Restos de líquidos procedentes de la basura, manchas incrustadas, vómitos, orines y suciedad acumulada forman parte del paisaje cotidiano en pleno centro de Burgos. En concreto, la situación es especialmente visible en la zona de la calle Vitoria, desde Ojeda hasta la confluencia con las calles San Lesmes y Gran Teatro, así como en el entorno de los contenedores situados en la calle Toledo.
Este ciudadano denuncia que la imagen que ofrecen estos espacios es impropia de una ciudad que presume de patrimonio, turismo y calidad de vida. Da la sensación de que determinados rincones han sido abandonados a su suerte, como si la limpieza y el mantenimiento del espacio público fueran cuestiones secundarias.
Indica que las fotografías hablan por sí solas: la dejadez es evidente y la falta de limpieza resulta imposible de ignorar. Menos campañas de imagen y más atención al estado real de nuestras calles. Porque esto no es un problema menor ni una simple cuestión estética; es una cuestión de salubridad, de respeto al entorno urbano y de consideración hacia los vecinos, comerciantes y visitantes que transitan diariamente por estas zonas.

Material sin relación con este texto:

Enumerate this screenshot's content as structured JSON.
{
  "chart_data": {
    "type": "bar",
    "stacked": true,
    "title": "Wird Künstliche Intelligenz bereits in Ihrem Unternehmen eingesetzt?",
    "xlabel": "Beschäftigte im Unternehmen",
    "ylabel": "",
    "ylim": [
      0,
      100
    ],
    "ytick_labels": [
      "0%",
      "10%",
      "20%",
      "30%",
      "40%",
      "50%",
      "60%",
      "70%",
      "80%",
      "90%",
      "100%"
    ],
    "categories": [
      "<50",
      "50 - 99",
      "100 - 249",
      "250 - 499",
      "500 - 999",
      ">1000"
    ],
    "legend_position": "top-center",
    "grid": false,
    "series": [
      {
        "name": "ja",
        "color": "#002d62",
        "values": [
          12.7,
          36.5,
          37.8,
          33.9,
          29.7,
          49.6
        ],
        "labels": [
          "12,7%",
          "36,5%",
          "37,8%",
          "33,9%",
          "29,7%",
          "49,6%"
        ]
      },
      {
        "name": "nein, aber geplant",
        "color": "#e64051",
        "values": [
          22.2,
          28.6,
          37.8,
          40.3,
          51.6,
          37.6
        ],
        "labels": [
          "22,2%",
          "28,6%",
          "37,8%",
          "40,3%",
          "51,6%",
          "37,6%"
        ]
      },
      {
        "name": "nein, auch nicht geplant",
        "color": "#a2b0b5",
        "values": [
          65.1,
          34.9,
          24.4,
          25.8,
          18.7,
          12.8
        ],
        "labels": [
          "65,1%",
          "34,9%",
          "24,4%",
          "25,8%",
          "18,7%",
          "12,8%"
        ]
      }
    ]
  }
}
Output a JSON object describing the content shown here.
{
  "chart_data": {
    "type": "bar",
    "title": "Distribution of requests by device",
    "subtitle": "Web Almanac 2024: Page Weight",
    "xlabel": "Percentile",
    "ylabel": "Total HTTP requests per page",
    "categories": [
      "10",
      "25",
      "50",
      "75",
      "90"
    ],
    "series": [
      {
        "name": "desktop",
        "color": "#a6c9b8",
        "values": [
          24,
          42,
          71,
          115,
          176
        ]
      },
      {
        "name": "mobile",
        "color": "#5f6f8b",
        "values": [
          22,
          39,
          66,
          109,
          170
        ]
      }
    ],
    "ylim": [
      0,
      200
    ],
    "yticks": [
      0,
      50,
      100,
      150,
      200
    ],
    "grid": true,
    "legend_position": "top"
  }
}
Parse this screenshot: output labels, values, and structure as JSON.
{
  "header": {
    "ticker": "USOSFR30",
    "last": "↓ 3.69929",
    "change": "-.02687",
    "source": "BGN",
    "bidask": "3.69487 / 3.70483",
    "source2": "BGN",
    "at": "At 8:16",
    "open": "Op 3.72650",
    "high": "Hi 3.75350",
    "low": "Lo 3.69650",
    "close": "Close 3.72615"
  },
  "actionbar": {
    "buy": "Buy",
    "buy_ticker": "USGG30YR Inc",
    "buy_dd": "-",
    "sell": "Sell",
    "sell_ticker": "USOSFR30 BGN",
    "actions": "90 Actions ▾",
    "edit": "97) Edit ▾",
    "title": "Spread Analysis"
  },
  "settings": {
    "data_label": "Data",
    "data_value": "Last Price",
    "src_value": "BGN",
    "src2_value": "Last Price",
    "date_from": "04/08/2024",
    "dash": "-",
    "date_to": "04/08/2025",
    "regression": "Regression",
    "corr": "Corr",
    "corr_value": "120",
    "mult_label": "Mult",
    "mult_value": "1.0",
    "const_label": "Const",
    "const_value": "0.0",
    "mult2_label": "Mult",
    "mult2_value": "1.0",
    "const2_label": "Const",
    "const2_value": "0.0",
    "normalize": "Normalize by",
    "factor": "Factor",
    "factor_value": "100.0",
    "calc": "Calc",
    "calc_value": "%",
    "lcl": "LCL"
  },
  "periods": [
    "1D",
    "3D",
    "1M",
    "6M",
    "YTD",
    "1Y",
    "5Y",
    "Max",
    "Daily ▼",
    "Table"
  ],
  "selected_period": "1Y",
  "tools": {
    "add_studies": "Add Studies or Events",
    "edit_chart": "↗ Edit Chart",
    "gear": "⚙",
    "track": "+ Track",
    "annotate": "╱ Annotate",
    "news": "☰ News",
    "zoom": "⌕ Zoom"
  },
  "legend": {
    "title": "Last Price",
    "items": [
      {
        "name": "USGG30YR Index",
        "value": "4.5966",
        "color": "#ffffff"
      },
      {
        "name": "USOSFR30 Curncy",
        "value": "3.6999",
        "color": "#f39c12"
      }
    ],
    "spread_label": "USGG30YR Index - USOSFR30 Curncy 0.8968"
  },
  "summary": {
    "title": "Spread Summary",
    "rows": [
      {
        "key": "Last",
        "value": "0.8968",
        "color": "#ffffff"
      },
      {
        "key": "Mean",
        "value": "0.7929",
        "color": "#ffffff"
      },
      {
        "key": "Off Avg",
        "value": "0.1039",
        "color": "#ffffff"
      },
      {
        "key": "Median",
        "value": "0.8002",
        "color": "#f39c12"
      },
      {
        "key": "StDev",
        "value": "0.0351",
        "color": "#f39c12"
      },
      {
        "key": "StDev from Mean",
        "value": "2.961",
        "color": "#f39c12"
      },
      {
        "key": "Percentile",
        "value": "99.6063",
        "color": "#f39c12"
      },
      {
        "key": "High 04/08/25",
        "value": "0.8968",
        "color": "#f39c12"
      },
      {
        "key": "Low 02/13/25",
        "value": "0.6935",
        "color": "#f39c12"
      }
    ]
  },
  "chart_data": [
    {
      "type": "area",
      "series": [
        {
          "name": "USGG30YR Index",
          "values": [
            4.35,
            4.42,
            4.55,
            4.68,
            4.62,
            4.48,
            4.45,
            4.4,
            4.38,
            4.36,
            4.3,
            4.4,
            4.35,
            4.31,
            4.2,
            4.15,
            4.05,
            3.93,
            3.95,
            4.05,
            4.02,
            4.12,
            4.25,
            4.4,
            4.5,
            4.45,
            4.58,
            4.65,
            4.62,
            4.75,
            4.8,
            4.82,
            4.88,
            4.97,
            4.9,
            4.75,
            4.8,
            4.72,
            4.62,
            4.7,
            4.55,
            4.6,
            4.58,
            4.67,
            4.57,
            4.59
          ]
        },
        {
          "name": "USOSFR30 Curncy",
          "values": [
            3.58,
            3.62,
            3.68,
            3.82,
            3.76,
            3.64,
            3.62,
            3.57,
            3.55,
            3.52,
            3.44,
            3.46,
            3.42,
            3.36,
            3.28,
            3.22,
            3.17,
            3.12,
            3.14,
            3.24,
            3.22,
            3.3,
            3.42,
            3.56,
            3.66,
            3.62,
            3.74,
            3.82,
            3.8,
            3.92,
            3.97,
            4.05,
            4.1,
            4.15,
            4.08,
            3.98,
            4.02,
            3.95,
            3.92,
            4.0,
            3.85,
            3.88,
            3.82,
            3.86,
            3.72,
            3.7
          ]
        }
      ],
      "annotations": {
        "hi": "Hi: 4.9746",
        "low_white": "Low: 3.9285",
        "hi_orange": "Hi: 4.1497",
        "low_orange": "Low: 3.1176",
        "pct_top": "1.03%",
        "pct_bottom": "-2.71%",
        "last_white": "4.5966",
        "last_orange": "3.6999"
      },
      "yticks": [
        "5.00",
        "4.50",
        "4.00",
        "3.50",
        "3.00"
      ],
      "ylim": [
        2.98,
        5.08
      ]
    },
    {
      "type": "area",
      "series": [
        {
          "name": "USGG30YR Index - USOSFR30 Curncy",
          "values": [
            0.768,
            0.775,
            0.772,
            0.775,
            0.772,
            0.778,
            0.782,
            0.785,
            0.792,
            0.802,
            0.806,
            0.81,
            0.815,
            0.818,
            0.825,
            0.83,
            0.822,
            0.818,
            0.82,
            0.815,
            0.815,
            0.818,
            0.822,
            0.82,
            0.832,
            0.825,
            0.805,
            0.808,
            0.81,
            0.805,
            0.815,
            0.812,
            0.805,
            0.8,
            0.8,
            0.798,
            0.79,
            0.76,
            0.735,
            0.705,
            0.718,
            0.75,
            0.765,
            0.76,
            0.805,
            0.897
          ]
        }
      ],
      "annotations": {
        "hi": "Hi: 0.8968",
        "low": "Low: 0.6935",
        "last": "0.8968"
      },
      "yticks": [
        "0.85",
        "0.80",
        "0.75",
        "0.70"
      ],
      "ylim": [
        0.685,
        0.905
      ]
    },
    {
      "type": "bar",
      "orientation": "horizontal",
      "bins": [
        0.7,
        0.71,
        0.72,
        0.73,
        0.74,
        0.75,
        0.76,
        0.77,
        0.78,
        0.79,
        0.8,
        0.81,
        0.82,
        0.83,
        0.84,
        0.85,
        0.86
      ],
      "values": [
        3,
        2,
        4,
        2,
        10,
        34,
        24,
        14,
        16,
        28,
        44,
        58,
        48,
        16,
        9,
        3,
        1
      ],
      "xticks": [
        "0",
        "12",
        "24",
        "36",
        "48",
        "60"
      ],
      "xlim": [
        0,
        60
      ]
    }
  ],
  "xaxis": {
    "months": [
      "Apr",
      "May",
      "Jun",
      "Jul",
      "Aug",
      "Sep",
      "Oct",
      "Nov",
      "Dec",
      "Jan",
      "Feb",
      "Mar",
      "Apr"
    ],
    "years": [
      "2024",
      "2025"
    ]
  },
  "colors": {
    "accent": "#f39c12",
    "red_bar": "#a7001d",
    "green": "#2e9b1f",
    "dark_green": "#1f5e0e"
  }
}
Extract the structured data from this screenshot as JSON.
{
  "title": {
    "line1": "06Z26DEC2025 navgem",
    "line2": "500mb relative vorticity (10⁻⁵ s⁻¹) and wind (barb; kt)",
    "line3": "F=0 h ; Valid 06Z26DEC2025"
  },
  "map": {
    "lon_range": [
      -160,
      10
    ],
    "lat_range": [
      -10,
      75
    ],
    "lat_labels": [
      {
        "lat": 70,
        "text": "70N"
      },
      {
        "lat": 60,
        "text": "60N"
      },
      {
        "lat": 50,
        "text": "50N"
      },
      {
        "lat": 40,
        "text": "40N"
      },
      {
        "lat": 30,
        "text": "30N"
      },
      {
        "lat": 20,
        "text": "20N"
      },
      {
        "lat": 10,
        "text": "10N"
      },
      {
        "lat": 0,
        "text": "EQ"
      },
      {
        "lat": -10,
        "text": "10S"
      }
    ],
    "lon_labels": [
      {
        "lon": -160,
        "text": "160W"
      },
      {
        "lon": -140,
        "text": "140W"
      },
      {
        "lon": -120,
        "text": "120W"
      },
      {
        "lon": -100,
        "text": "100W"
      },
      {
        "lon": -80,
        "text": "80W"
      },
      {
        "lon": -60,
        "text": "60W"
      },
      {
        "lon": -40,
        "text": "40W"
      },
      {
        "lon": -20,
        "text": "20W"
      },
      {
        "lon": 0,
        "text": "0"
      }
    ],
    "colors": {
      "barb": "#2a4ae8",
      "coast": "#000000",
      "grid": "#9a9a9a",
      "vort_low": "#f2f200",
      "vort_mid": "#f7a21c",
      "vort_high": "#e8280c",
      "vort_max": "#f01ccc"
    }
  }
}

Sostiene que la acumulación de suciedad constituye un auténtico monumento a la insalubridad y a la falta de gestión eficaz. Resulta difícil comprender cómo pueden mantenerse estas condiciones durante tanto tiempo sin que se adopten medidas contundentes de limpieza y mantenimiento. Además, este tipo de situaciones favorece la proliferación de plagas urbanas, con los consiguientes riesgos para la higiene y la salud pública.
Asegura que Burgos merece mucho más. Una ciudad cuidada no se construye únicamente con campañas promocionales, sino con calles limpias, espacios dignos y una gestión municipal eficaz que responda a los problemas reales que afectan al día a día de los ciudadanos.